Today, Europe, which promoted diesel vehicles, is paying a heavy cost. It is struggling to meet air quality standards, even though it has invested heavily in the cleanest of fuels reducing sulfur levels to near-zero and has fitted vehicles with every kind of anti-pollution gizmo like particulate traps and de-NOx catalyst. Diesel also has higher levels of black carbon, which is today understood to be a key contributor to climate change. In the US, the car mecca, where emission standards and price do not differentiate between fuels, there is no market for diesel cars.


So why does Indian policy continue to provide this perverse incentive to pollute?

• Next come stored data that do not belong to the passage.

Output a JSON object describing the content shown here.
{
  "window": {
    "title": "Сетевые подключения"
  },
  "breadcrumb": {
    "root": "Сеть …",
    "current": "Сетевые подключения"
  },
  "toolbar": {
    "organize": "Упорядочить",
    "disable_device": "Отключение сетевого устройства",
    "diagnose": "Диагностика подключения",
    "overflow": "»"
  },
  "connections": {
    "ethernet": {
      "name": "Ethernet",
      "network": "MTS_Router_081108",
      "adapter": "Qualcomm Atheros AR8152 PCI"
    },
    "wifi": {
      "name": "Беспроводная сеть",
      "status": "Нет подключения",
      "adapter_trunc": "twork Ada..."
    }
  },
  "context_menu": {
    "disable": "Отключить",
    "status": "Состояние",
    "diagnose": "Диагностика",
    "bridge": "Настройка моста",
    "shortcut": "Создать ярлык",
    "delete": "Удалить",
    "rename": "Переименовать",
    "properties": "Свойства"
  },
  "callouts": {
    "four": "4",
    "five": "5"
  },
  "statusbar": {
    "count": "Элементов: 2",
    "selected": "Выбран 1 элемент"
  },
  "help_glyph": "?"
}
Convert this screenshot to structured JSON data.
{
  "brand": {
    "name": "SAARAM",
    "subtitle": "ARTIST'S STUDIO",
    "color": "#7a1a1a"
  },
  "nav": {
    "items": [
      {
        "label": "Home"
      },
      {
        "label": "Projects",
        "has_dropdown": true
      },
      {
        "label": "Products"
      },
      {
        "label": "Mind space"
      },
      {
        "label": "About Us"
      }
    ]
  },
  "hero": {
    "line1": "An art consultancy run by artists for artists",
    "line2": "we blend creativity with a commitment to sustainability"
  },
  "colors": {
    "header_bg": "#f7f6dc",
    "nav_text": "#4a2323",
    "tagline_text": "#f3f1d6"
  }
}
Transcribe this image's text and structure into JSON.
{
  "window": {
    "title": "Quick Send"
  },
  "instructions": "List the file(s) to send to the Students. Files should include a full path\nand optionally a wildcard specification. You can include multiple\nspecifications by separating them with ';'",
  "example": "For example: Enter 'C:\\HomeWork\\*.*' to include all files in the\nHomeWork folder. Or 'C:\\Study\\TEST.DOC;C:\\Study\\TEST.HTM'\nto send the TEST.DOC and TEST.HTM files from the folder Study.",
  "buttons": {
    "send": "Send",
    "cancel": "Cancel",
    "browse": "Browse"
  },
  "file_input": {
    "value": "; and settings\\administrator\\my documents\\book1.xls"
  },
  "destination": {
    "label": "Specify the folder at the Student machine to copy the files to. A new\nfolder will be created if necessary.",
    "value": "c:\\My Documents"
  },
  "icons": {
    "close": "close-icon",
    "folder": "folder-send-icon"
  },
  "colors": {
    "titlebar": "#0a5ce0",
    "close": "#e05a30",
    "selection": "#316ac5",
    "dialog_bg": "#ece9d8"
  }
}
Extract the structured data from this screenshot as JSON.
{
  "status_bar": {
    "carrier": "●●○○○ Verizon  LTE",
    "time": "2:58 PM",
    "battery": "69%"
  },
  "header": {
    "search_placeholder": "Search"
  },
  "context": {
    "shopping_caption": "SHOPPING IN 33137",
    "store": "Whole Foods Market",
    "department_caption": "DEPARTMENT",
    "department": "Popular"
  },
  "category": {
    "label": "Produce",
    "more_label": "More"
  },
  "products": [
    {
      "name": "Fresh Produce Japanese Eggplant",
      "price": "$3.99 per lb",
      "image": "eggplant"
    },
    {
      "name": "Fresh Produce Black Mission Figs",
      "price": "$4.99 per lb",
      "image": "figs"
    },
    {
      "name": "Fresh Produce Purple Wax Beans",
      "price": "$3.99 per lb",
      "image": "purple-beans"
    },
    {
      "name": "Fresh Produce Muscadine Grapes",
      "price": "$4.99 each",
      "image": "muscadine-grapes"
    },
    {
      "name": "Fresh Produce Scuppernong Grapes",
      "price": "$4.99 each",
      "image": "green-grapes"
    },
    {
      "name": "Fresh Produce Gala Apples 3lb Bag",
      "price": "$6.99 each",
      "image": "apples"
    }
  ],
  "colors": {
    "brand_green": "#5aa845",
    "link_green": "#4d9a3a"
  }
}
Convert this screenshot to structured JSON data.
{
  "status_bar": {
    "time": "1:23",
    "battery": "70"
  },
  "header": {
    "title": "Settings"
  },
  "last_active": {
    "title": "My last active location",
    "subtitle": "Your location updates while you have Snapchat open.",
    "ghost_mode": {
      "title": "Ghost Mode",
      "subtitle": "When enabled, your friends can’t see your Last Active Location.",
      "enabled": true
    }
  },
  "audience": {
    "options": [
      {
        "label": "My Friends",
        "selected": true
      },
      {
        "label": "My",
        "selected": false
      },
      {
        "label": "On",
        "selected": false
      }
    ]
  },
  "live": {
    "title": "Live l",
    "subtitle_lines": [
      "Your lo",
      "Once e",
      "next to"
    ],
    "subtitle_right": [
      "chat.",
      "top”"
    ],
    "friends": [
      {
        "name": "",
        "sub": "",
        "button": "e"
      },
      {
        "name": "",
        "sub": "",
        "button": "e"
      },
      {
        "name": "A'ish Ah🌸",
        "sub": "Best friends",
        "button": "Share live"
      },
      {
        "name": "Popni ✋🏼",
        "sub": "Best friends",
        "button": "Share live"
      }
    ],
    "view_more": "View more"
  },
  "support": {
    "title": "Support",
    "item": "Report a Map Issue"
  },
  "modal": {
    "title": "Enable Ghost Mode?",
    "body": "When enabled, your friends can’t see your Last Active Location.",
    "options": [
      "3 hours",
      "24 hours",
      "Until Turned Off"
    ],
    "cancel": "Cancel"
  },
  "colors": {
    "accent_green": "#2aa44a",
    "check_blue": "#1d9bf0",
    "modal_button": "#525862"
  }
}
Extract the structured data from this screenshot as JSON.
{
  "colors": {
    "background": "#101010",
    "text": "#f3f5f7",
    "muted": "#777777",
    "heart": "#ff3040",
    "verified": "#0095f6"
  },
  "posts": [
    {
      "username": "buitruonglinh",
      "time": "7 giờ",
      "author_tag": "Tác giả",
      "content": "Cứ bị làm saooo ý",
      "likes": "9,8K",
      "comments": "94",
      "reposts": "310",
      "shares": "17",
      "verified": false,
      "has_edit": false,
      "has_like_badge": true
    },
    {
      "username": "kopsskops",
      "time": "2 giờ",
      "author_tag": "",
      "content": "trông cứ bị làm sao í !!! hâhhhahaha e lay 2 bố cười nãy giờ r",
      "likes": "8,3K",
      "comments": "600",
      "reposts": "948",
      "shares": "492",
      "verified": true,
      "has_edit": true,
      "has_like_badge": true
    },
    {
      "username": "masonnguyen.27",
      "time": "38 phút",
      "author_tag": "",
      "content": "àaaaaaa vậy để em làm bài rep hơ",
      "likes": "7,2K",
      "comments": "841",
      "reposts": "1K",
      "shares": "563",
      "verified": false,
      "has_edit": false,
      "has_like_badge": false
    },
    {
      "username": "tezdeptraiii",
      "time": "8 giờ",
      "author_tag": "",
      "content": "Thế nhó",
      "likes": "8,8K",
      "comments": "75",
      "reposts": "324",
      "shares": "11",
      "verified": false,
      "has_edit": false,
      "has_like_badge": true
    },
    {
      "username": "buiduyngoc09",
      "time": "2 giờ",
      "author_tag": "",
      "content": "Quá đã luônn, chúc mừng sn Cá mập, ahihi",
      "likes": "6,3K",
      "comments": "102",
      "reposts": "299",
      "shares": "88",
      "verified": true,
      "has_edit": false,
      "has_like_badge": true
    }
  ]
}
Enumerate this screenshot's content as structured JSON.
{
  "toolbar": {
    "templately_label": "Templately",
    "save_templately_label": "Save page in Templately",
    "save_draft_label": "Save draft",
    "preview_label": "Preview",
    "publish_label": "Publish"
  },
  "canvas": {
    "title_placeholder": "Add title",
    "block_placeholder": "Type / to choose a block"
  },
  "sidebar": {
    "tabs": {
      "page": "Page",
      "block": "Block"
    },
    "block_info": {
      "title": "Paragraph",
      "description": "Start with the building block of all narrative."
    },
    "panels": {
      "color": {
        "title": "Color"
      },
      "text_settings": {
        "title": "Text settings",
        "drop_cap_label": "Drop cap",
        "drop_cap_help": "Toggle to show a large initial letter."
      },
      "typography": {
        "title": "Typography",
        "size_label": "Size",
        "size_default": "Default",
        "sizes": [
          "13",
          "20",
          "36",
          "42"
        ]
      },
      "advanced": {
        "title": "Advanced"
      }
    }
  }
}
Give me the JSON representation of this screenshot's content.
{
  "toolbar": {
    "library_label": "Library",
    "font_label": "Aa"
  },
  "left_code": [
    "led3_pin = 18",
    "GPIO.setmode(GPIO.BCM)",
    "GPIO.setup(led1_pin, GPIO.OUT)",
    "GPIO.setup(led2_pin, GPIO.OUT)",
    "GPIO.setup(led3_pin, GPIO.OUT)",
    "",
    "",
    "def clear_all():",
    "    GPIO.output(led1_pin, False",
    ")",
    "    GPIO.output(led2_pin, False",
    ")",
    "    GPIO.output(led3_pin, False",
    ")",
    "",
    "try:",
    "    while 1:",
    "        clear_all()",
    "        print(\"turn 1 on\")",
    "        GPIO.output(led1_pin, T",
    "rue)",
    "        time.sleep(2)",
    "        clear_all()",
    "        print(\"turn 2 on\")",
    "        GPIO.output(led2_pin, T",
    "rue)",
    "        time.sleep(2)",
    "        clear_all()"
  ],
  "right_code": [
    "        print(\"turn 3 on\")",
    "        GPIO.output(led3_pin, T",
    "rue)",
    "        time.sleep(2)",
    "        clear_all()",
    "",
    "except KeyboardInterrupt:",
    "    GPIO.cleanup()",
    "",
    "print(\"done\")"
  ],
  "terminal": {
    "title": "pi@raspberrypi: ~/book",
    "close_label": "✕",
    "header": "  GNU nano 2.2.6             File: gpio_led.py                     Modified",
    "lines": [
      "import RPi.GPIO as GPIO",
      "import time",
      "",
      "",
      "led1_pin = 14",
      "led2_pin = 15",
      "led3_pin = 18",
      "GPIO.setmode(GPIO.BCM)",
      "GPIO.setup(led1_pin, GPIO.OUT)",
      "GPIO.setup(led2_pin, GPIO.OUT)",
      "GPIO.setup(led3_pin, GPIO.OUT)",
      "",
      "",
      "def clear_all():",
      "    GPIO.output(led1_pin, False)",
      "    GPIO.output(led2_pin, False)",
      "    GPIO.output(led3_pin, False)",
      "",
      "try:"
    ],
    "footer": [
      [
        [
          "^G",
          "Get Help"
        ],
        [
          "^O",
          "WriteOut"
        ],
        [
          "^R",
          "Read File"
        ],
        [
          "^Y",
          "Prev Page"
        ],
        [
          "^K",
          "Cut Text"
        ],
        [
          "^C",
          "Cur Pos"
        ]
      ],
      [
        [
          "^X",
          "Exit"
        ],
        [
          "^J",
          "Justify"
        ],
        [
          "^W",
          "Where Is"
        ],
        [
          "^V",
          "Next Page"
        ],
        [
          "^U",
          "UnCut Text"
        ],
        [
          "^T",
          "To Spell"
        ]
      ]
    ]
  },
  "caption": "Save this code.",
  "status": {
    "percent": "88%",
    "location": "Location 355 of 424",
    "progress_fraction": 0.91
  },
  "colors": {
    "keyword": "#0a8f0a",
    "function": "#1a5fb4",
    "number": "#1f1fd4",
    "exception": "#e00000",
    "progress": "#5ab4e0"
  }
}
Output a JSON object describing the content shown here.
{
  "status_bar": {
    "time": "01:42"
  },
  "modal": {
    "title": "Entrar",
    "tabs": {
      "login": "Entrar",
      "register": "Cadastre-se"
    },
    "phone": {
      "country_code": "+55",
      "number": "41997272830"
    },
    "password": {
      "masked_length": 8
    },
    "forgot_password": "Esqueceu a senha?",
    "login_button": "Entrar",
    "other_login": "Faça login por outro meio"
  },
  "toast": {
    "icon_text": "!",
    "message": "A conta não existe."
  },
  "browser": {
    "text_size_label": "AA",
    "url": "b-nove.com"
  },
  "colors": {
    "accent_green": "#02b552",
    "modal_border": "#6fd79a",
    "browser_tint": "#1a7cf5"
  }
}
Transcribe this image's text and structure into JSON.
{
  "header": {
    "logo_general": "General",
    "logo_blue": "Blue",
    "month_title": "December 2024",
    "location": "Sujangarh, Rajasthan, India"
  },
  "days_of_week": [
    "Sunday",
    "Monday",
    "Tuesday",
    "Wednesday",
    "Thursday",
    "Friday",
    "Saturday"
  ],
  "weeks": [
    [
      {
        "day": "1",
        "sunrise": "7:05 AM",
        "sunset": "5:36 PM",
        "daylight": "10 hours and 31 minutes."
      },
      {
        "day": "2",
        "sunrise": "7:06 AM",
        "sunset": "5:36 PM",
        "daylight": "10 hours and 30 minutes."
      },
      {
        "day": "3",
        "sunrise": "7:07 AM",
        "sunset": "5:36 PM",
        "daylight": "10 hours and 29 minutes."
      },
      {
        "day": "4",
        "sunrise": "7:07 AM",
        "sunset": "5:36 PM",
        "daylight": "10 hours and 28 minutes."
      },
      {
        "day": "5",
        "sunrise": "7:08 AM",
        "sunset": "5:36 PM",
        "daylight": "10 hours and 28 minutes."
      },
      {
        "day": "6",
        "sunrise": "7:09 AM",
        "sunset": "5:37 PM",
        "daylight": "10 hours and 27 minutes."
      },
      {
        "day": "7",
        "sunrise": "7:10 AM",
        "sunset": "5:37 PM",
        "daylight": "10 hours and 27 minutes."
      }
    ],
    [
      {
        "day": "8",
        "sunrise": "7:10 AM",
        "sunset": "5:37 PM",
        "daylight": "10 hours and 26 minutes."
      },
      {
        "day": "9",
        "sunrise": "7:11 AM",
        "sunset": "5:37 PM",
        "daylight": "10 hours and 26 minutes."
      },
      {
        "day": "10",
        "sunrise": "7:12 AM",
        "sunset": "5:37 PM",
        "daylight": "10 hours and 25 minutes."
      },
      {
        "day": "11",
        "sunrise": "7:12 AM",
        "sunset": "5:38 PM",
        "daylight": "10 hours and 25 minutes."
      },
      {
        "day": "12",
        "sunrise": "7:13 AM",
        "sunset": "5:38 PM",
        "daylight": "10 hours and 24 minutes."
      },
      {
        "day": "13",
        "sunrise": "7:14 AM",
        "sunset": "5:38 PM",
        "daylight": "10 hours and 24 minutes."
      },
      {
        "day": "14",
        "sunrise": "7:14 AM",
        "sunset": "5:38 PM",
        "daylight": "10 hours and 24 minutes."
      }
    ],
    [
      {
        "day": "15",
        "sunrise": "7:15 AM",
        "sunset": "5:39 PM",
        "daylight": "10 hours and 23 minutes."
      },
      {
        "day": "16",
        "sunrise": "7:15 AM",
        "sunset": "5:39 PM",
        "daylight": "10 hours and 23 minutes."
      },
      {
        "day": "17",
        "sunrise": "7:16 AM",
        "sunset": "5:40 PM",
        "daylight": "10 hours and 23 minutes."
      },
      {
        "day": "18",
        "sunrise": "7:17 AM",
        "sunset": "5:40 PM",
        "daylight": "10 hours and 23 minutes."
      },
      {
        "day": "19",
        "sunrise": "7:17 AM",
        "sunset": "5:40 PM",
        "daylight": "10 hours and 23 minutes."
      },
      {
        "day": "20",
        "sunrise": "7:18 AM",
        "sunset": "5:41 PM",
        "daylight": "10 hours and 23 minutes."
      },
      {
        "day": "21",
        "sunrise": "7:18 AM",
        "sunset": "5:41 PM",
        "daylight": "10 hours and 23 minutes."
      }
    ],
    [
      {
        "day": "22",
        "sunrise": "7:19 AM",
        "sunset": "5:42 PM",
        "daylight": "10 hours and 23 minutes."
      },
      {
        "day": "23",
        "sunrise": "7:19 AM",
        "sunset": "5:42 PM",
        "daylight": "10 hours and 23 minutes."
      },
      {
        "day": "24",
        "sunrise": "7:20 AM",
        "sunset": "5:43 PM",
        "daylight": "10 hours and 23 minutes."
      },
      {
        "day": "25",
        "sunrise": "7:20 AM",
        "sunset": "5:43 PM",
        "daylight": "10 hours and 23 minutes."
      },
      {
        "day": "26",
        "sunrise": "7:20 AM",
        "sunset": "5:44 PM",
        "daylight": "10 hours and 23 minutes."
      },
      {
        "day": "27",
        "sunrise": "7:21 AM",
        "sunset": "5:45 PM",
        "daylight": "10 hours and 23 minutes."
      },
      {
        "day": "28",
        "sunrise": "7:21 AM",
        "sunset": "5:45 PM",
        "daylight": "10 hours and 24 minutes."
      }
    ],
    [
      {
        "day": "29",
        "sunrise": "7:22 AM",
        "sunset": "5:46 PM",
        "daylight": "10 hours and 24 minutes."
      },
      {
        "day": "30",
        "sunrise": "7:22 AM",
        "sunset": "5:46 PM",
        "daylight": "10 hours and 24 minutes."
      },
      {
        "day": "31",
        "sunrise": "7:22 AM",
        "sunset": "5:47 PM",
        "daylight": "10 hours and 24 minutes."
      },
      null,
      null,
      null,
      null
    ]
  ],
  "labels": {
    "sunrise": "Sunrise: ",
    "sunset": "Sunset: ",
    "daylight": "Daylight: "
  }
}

The irony is that there is no policy that allows this use. It is a loophole. Car manufacturers struck gold when they realised that they could sell more vehicles if they could run them on cheaper and subsidised fuel. They exploit the fact that diesel price is kept lower because of its use for transportation of essential goods and for public transport—trucks use some 37 per cent of the diesel consumed and buses 12 per cent. They also know that dual pricing of fuel—different diesel prices for cars and buses or tractors—cannot be operated. They merrily exploit this helplessness.


Government agencies know this. They make all the right noises about the need to fix the price distortion. The market types glibly talk about the need to deregulate diesel. They say this because they know that even though they sit in power, they cannot remove government control over the price of this fuel, which is also essential for railways, transport of public goods and agriculture. They know that the inflationary impact of raising diesel price will be high; they know it will be opposed. But they use this convenient cover to do nothing about the most glaring of distortions—the use of the subsidised fuel by the rich and for private transport.


But given the rising economic cost and pollution, the option of doing nothing is not acceptable anymore. The options are either to link the price with emission standards or to ban production of personal diesel vehicles. If this is not possible, then the government should tax diesel vehicles—200 to 300 per cent of the price of the vehicle—to remove the fiscal distortion in price and policy. Our neighbour Sri Lanka has done so. In India, committee after committee has recommended that this be done. But it is not done.


Clearly, the lobby for big diesel is powerful. Clearly, it sits in glitzy chambers of commerce, which can bend policy to suit purse and purpose. It’s sad and deadly.